Some object to enter on the duty of covenant renovation, because the whole church is not unanimous in relation to her whole regimen. Let us wait, say they, until we are agreed to have deacons, or until we all agree to discard them; we shall then be prepared to enter into covenant with God. It is a sufficient answer to this objection to say, that it is as absurd as for a patient to declare that he will take no medicine till he gets well.

It is evident that God has given the spirit of the world power to trouble us, as an appropriate chastisement for the long neglect of an imperative duty. The good Lord pardon our sin, and give us grace to display soon the banner of the covenant. Amen.


FOOTNOTES:


A. These overtures are semi-official. The synod expresses its approbation of the whole contents of an overture which it publishes. One overture on Covenanting passed unanimously. These documents are not sent down to the courts below for adoption or rejection, but for information and criticism. Presbyteries may not set aside a deed of synod, because, 1. They are subject to synod; the subject does not govern the ruler. 2. If they can do this, sessions may annul deeds of Presbyteries, and the people those of sessions. 3. A minority might govern. The small Presbyteries, with three or four ministers, would have as much power as those with ten or twelve. 4. The decrees of the synod of Jerusalem were not enacted by the votes of Presbyteries. 5. If the votes of Presbyteries may decide in one matter, they have the right in everything. This would divest synod of all authority.

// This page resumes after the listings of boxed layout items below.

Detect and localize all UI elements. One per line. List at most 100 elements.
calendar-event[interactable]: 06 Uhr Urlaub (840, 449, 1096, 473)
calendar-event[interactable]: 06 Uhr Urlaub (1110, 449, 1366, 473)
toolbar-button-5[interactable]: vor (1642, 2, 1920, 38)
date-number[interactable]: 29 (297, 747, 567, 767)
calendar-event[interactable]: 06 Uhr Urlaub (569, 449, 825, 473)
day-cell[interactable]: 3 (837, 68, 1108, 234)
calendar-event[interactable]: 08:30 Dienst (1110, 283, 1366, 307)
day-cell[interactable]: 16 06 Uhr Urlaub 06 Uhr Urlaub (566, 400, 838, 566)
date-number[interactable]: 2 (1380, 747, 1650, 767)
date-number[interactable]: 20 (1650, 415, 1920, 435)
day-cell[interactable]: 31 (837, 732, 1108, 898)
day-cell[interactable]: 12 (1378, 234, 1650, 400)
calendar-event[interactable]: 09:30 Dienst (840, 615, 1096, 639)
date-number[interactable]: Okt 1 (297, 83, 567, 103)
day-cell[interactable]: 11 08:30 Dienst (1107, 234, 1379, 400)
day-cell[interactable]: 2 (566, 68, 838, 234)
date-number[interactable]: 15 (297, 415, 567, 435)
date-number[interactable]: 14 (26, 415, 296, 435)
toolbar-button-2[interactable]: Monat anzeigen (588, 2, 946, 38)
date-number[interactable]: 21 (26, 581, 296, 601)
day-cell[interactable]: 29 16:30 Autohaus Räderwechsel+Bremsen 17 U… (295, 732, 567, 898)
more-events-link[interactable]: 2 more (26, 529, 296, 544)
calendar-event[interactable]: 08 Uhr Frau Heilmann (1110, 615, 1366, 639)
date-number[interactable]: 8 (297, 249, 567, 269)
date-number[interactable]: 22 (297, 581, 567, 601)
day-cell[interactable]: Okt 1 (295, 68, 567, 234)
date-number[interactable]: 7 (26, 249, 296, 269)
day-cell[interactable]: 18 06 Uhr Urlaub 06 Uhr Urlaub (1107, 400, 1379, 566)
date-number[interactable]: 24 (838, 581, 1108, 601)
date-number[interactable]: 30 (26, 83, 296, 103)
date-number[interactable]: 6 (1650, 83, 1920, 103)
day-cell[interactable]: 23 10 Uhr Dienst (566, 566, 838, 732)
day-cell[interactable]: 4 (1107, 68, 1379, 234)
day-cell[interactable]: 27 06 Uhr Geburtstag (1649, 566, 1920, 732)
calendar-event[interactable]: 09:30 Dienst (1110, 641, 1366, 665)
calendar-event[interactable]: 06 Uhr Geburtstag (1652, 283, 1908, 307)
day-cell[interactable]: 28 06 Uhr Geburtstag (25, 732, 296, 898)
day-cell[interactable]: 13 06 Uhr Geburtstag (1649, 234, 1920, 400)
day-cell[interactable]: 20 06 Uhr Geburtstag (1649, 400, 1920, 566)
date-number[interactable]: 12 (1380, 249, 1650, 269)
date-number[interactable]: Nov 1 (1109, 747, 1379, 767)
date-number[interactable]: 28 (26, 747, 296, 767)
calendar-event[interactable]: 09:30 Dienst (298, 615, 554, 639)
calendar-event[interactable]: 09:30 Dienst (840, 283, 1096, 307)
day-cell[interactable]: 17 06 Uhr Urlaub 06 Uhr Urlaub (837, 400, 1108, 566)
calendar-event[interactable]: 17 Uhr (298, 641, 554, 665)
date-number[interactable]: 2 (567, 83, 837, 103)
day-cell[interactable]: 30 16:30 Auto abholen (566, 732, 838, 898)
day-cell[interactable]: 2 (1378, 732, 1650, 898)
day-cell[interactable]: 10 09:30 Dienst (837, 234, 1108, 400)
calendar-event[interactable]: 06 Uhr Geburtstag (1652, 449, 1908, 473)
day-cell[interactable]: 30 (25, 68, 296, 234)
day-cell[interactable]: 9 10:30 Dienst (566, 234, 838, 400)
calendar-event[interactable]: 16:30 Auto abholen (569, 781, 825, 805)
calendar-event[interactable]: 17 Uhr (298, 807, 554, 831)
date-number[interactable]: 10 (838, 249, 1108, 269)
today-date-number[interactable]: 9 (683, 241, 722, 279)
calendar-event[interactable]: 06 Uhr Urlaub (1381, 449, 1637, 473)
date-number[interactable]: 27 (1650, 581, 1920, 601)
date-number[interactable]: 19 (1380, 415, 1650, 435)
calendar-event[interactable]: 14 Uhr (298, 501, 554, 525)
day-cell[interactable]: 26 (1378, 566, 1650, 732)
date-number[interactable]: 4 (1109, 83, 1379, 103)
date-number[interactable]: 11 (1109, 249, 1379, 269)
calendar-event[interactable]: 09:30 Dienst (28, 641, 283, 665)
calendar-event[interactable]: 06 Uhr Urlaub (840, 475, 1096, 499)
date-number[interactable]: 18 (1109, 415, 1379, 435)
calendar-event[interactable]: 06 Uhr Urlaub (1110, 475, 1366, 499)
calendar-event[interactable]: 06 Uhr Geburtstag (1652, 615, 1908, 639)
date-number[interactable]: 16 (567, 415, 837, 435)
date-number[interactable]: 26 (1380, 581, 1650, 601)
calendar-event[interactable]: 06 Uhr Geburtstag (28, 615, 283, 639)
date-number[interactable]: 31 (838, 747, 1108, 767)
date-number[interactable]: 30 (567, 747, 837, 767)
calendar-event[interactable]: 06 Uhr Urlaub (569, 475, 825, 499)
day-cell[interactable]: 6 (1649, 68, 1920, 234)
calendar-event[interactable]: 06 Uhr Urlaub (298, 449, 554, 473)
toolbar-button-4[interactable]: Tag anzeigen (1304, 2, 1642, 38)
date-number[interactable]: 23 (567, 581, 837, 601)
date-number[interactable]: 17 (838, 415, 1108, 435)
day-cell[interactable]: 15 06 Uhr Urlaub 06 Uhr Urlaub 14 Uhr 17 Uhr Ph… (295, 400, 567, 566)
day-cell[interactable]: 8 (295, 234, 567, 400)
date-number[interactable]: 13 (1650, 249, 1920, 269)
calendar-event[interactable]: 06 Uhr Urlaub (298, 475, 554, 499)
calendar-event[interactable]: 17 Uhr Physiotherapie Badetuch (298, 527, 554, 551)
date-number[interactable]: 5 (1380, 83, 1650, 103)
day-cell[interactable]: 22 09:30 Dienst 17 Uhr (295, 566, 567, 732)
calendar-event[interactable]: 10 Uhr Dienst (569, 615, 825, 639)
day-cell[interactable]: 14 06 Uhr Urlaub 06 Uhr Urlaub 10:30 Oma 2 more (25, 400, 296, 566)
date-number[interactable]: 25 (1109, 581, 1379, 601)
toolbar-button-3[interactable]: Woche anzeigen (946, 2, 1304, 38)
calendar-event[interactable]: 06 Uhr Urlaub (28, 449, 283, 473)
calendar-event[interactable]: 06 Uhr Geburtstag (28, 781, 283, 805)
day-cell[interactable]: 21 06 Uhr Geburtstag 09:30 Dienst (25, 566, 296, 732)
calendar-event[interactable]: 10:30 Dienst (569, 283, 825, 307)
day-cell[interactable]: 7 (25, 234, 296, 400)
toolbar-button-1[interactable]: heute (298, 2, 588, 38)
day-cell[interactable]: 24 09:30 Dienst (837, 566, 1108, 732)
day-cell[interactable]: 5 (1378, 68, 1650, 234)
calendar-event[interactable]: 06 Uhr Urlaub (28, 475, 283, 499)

B. J.R. Willson appears to be referring to the so-called “Deacon Controversy.” This controversy had been simmering since 1838 [ eleven year prior to this article] when discussion began respecting a revised book of church government. His son, James M. Willson, was one of the chief protagonists in this debate. The “government party” likely refers to those belonging to the “anti-deacon” party who favored “trustees” instead of deacons to manage church property.